A new BIC publication outlines the World Bank Group’s approach to development in Mongolia since 1991, focusing on the extractives industry.
Mongolia is a large, sparsely populated country sandwiched between Russia and China whose economy has been growing rapidly over the past 10 years due to the discovery of vast mineral deposits such as coal and copper. Competition between foreign investors for the right to develop these deposits has become fierce, especially in the case of the Tavan Tolgoi coking coal mine, where it has become symbolic of the international struggle between the United States and China for supremacy in East Asia. Both China (state-owned Shenhua Energy) and the US (St. Louis-based Peabody Energy) have companies with bids on Tavan Tolgoi, and both see winning the contract as a bargaining chip in their diplomatic relationships with Mongolia. As a result, the extractives industry Mongolia has become a political as well as economic game.

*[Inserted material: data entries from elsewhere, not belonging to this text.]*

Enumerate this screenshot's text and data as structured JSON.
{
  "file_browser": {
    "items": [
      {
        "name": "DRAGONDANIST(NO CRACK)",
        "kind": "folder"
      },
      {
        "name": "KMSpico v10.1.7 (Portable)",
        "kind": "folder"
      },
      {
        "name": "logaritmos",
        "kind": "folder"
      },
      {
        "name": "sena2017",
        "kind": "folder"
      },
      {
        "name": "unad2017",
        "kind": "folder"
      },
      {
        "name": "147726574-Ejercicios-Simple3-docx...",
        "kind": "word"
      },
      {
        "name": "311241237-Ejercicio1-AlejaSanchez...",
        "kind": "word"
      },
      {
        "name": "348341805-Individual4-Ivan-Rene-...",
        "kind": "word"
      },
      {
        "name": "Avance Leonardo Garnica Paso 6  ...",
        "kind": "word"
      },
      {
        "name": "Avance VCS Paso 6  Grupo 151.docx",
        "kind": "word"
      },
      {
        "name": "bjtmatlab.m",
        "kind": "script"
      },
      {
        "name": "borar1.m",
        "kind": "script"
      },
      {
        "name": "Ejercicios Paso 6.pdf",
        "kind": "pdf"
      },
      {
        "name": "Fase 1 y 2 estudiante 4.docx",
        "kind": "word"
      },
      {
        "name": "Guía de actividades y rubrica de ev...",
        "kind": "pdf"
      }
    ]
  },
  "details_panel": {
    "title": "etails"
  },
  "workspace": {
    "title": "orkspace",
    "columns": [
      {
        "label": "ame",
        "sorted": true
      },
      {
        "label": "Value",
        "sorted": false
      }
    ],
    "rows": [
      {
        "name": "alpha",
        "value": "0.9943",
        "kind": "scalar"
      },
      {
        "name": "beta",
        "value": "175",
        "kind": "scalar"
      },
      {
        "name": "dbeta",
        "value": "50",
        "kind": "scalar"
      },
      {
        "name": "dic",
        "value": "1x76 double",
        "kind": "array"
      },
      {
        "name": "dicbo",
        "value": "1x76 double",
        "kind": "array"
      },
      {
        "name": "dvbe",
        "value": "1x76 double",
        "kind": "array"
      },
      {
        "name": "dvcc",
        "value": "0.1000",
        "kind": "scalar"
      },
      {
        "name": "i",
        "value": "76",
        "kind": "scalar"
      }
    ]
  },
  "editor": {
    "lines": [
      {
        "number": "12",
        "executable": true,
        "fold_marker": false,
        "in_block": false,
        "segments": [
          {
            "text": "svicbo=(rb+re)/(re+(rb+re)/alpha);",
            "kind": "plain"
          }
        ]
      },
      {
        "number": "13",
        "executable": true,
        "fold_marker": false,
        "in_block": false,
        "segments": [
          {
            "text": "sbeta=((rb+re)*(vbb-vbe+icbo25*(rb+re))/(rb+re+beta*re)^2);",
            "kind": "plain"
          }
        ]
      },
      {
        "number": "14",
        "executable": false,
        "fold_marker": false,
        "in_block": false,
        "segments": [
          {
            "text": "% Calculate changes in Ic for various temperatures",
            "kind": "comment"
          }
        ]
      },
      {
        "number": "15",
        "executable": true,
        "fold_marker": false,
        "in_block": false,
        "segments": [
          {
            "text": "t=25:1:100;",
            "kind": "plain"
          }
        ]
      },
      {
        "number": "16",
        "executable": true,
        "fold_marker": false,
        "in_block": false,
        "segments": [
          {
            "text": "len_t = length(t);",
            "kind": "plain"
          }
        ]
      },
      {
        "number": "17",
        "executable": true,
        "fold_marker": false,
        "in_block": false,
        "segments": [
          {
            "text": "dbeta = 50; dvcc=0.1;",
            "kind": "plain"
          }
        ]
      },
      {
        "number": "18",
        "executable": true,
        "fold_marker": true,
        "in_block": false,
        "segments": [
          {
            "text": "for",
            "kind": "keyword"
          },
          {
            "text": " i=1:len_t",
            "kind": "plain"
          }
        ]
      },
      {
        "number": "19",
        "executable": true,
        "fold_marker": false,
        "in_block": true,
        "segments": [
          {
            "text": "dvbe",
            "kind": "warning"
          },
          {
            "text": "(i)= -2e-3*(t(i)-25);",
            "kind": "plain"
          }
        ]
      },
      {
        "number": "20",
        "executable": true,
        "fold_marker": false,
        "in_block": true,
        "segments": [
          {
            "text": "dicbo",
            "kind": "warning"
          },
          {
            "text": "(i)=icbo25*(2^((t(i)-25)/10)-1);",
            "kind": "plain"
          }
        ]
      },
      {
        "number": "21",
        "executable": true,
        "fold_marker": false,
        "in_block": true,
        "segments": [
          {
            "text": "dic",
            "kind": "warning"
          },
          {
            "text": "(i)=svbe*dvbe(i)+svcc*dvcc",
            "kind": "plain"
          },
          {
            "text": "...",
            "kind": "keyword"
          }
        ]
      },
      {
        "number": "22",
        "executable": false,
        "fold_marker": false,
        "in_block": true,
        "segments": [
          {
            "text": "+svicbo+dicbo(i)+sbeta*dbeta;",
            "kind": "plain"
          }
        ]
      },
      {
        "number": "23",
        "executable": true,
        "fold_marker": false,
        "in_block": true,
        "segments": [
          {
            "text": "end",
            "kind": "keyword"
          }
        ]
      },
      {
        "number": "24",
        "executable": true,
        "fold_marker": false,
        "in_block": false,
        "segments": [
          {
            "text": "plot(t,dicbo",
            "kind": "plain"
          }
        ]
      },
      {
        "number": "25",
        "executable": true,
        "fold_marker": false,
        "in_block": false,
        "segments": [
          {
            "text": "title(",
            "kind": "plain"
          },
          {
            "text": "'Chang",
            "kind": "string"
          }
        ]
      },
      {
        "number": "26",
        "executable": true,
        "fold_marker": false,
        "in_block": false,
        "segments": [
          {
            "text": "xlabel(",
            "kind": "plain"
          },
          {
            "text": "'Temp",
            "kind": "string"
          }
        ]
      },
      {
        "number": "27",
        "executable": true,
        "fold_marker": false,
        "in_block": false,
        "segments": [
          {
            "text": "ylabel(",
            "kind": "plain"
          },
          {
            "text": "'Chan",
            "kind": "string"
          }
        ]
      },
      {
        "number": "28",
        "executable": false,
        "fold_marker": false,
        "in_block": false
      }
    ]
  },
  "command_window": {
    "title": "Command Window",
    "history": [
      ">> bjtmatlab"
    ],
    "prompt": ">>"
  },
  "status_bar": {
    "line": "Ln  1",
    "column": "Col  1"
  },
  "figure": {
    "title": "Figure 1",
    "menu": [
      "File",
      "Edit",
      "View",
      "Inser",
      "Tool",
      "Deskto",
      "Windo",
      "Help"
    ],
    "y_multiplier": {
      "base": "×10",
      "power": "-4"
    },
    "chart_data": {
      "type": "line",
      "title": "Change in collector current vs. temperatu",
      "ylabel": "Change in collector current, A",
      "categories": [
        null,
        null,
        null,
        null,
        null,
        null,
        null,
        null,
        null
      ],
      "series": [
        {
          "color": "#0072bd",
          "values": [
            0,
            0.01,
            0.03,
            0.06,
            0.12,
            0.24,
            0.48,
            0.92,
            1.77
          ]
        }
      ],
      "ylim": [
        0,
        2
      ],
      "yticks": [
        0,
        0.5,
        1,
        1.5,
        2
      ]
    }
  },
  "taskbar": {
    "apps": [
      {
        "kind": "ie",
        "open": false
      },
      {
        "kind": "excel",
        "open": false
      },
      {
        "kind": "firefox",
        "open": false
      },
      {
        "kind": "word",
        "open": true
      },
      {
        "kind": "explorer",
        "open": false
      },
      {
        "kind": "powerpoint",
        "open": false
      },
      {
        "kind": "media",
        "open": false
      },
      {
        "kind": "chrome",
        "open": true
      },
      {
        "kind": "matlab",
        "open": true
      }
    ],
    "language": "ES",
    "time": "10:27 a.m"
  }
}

The role of the World Bank Group (WBG) and other international financial institutions in supporting the broader development goals of Mongolia is less politically-charged than these bilateral negotiations. However, the WBG can influence country policies and foreign investment by example through the projects it funds, as the Bank is a globally recognized leader in international development. The Bank’s strategy for Mongolia, where it has been active since 1991, has focused almost exclusively on developing the energy and mining sector as the main engine of growth at the expense of traditional sectors such as agriculture, which still employs over a third of the Mongolian labor force.
One example of the Bank’s singular vision of “responsible mining” in Mongolia is the proposed International Finance Corporation (IFC) investment in the Oyu Tolgoi copper/silver/gold mine in the South Gobi. The mine is thought to be one of the largest untapped copper deposits in the world and it is expected to increase Mongolia’s GDP by 30% once production begins in late 2012. As civil society groups such as Oyu Tolgoi Watch have pointed out, this mine will have potentially serious environmental and social impacts that must be fully addressed before the IFC proceeds with the $300 million investment. Water is of primary concern, as it is an already scarce resource in the Gobi, and nomadic herders have had to abandon their traditional livelihoods due to competition over land and water resources with the mining company.
In the eyes of many, this is a golden opportunity for the World Bank Group, the Government of Mongolia, and foreign investors to cash in on Mongolia’s mineral riches. If handled correctly, the country has the potential to become the next United Arab Emirates. But with Mongolia’s poverty rate on the rise and cases like Oyu Tolgoi threatening the stability of a fragile ecosystem, it appears that the social and environmental costs of the Bank’s extractive-dependent strategy have been largely ignored. We should therefore question whether the World Bank model can be developmentally sustainable in this context. This paper seeks to address this by unpacking the model and partnership strategy employed by the World Bank in Mongolia.